The mice were right, I was in those days too zen to kill them myself but that didn’t mean I didn’t want to see them dead. My solution was simple, I got someone else to do the killing for me. I got a cat. Sri Cat, as I called her, was a scrawny, tough ex-stray and a she was a real killer. She was the feline answer to the Terminator and nothing could stop her from wiping out my mouse problem. One by one she caught and ate the mouse pack. She showed absolutely no mercy and less than a fortnight after she joined my household there was only one furry animal left in the cottage and that was the bearded hippy – me!
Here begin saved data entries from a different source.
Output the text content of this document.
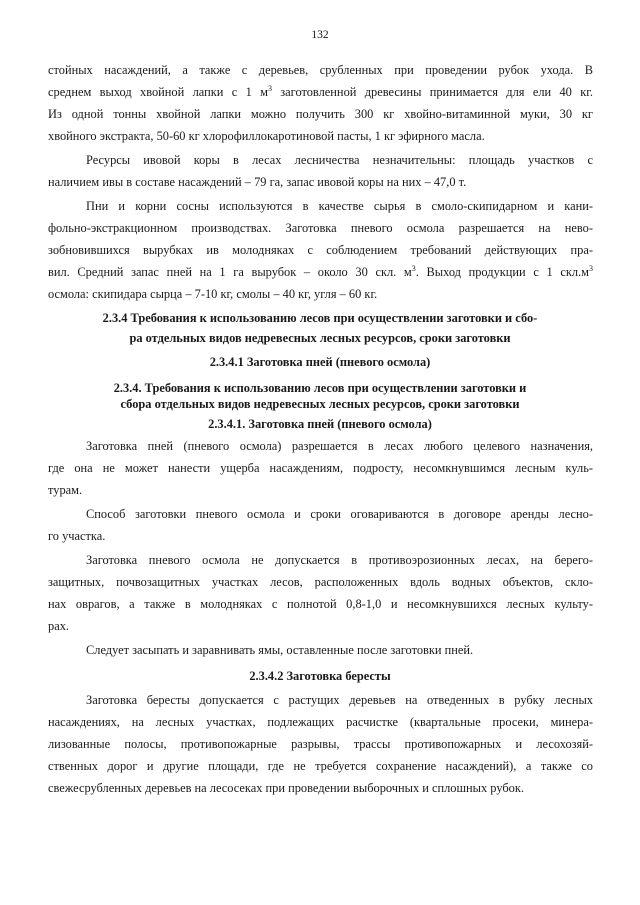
132
стойных насаждений, а также с деревьев, срубленных при проведении рубок ухода. В
среднем выход хвойной лапки с 1 $м^3$ заготовленной древесины принимается для ели 40 кг.
Из одной тонны хвойной лапки можно получить 300 кг хвойно-витаминной муки, 30 кг
хвойного экстракта, 50-60 кг хлорофиллокаротиновой пасты, 1 кг эфирного масла.
Ресурсы ивовой коры в лесах лесничества незначительны: площадь участков с
наличием ивы в составе насаждений – 79 га, запас ивовой коры на них – 47,0 т.
Пни и корни сосны используются в качестве сырья в смоло-скипидарном и кани-
фольно-экстракционном производствах. Заготовка пневого осмола разрешается на нево-
зобновившихся вырубках ив молодняках с соблюдением требований действующих пра-
вил. Средний запас пней на 1 га вырубок – около 30 скл. $м^3$. Выход продукции с 1 $скл.м^3$
осмола: скипидара сырца – 7-10 кг, смолы – 40 кг, угля – 60 кг.
2.3.4 Требования к использованию лесов при осуществлении заготовки и сбо-
ра отдельных видов недревесных лесных ресурсов, сроки заготовки
2.3.4.1 Заготовка пней (пневого осмола)
2.3.4. Требования к использованию лесов при осуществлении заготовки и
сбора отдельных видов недревесных лесных ресурсов, сроки заготовки
2.3.4.1. Заготовка пней (пневого осмола)
Заготовка пней (пневого осмола) разрешается в лесах любого целевого назначения,
где она не может нанести ущерба насаждениям, подросту, несомкнувшимся лесным куль-
турам.
Способ заготовки пневого осмола и сроки оговариваются в договоре аренды лесно-
го участка.
Заготовка пневого осмола не допускается в противоэрозионных лесах, на берего-
защитных, почвозащитных участках лесов, расположенных вдоль водных объектов, скло-
нах оврагов, а также в молодняках с полнотой 0,8-1,0 и несомкнувшихся лесных культу-
рах.
Следует засыпать и заравнивать ямы, оставленные после заготовки пней.
2.3.4.2 Заготовка бересты
Заготовка бересты допускается с растущих деревьев на отведенных в рубку лесных
насаждениях, на лесных участках, подлежащих расчистке (квартальные просеки, минера-
лизованные полосы, противопожарные разрывы, трассы противопожарных и лесохозяй-
ственных дорог и другие площади, где не требуется сохранение насаждений), а также со
свежесрубленных деревьев на лесосеках при проведении выборочных и сплошных рубок.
In the weeks after the mouse problem I went around the house trying to eradicate any points of entry for mice. I didn’t want them back. It wasn’t just the running across my bed that freaked me out but also the sight of Sri Cat munching on a mouse head in the kitchen. Unfortunately Sri Cat soon ran off, upset that I had deprived her of a diet of tender mouse-flesh. After my harrowing experience with the Irish mouse crew, I would cheer for Sylvester and Tom when watching those old cartoons.